Anti-Eissystem hält Rotorblätter eisfrei
In sehr kalten Klimazonen weht der Wind besonders kräftig. Dennoch werden in diesen Regionen bislang selten Windturbinen installiert.
Die Gefahr der Eisbildung auf den Rotorblättern ist zu hoch. Ein energieeffizientes Heizsystem soll die Turbinen in Sekundenschnelle vom Eis befreien. Es schaltet sich nur ein, wenn Wasser gefriert.
Viele Unternehmen scheuen den Bau von Windkraftanlagen in nördlichen Gebieten, obwohl der Wind stark weht. Die Wetterbedingungen sind eine enorme Herausforderung: Wenn sich bei Temperaturen unter Null und bei frostigen Stürmen auf den Rotorblättern eine Eisschicht bildet, verschlechtern sich die aerodynamischen Eigenschaften. Die Turbinen können weniger Energie produzieren. Durch die veränderte Verteilung der Lasten entstehen Unwuchten, sodass die Räder darüber hinaus schneller kaputt gehen können. Hinzu kommt das Sicherheitsrisiko durch herabfallende Eiszapfen. Bei der Gefahr von Eisbildung werden die Anlagen sofort abgeschaltet. Die jährliche Stromproduktion minimiert sich deutlich – die Vereisungen verursachen Leistungseinbußen von 14 bis 20 Prozent. Trotz des großen Potenzials werden in den kalten Klimazonen folglich eher selten Windräder aufgebaut. Hier setzt das EU-Projekt »Windheat« an: In Zusammenarbeit mit sechs Unternehmen aus vier EU-Ländern entwickeln Forscher am Fraunhofer-Institut für Produktionstechnik und Automatisierung IPA in Stuttgart ein energieeffizientes Eiserkennungs- und Enteisungssystem für Kleinkraftwindanlagen. Zeiten des wetterbedingten Stillstands sollen vermieden werden.

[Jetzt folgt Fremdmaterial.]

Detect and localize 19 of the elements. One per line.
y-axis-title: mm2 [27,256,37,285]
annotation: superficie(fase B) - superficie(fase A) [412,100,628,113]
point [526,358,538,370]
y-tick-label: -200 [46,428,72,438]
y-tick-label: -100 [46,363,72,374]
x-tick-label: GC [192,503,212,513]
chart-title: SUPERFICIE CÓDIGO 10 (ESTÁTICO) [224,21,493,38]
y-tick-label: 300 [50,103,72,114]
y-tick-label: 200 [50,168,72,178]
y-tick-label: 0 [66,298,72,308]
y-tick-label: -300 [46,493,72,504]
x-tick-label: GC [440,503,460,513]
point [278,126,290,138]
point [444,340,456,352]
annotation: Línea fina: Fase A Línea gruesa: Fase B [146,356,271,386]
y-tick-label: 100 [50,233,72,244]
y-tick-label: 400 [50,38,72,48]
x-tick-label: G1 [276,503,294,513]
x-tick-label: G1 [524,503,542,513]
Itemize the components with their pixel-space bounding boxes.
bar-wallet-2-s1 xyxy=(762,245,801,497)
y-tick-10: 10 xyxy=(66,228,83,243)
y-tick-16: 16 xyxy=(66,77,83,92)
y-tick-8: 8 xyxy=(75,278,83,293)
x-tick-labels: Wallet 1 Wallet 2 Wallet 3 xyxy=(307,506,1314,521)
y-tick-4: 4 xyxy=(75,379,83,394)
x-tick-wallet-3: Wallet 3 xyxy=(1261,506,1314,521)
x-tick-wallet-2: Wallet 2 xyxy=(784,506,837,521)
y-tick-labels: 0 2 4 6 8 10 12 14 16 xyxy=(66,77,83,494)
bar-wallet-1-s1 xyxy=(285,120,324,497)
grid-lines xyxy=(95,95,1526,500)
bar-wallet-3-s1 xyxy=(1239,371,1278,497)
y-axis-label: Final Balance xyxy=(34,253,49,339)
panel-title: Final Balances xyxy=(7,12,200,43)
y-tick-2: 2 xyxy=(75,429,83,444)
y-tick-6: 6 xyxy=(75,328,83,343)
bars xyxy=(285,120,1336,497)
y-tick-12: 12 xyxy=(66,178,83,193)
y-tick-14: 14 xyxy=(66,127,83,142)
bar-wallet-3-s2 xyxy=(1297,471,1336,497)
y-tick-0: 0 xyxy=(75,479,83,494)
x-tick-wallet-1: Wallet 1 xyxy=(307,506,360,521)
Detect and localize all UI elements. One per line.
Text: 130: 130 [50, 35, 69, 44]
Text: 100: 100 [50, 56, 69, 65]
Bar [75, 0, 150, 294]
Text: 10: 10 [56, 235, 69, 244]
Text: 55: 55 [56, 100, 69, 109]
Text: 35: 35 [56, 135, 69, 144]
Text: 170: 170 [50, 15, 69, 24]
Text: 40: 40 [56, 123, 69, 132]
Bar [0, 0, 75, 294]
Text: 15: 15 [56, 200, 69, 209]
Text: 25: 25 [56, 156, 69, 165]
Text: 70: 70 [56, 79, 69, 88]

Carbon-Nanotube-Schicht bringt das Eis zum Schmelzen
Bestehende Anti-Eissysteme sind energieintensiv, da sie das komplette Rotorblatt beheizen – unabhängig davon, ob auch tatsächlich das gesamte Blatt betroffen ist. Bei Windheat verfolgen die Projektpartner einen anderen Weg: Das Rotorblatt ist in verschiedene Zonen aufgeteilt, die jeweils mit einer Carbon-Nanotube-(CNT)-Beschichtung ausgestattet sind. In jede CNT-Schicht ist wiederum ein eigener Eisdetektor integriert. »Unsere Schicht aus Kohlenstoffnanoröhren beheizt nur die Zonen, die tatsächlich vereist sind. Das sind vor allem die Kanten des Rotorblatts«, sagt Anne Gerten, Wissenschaftlerin am IPA.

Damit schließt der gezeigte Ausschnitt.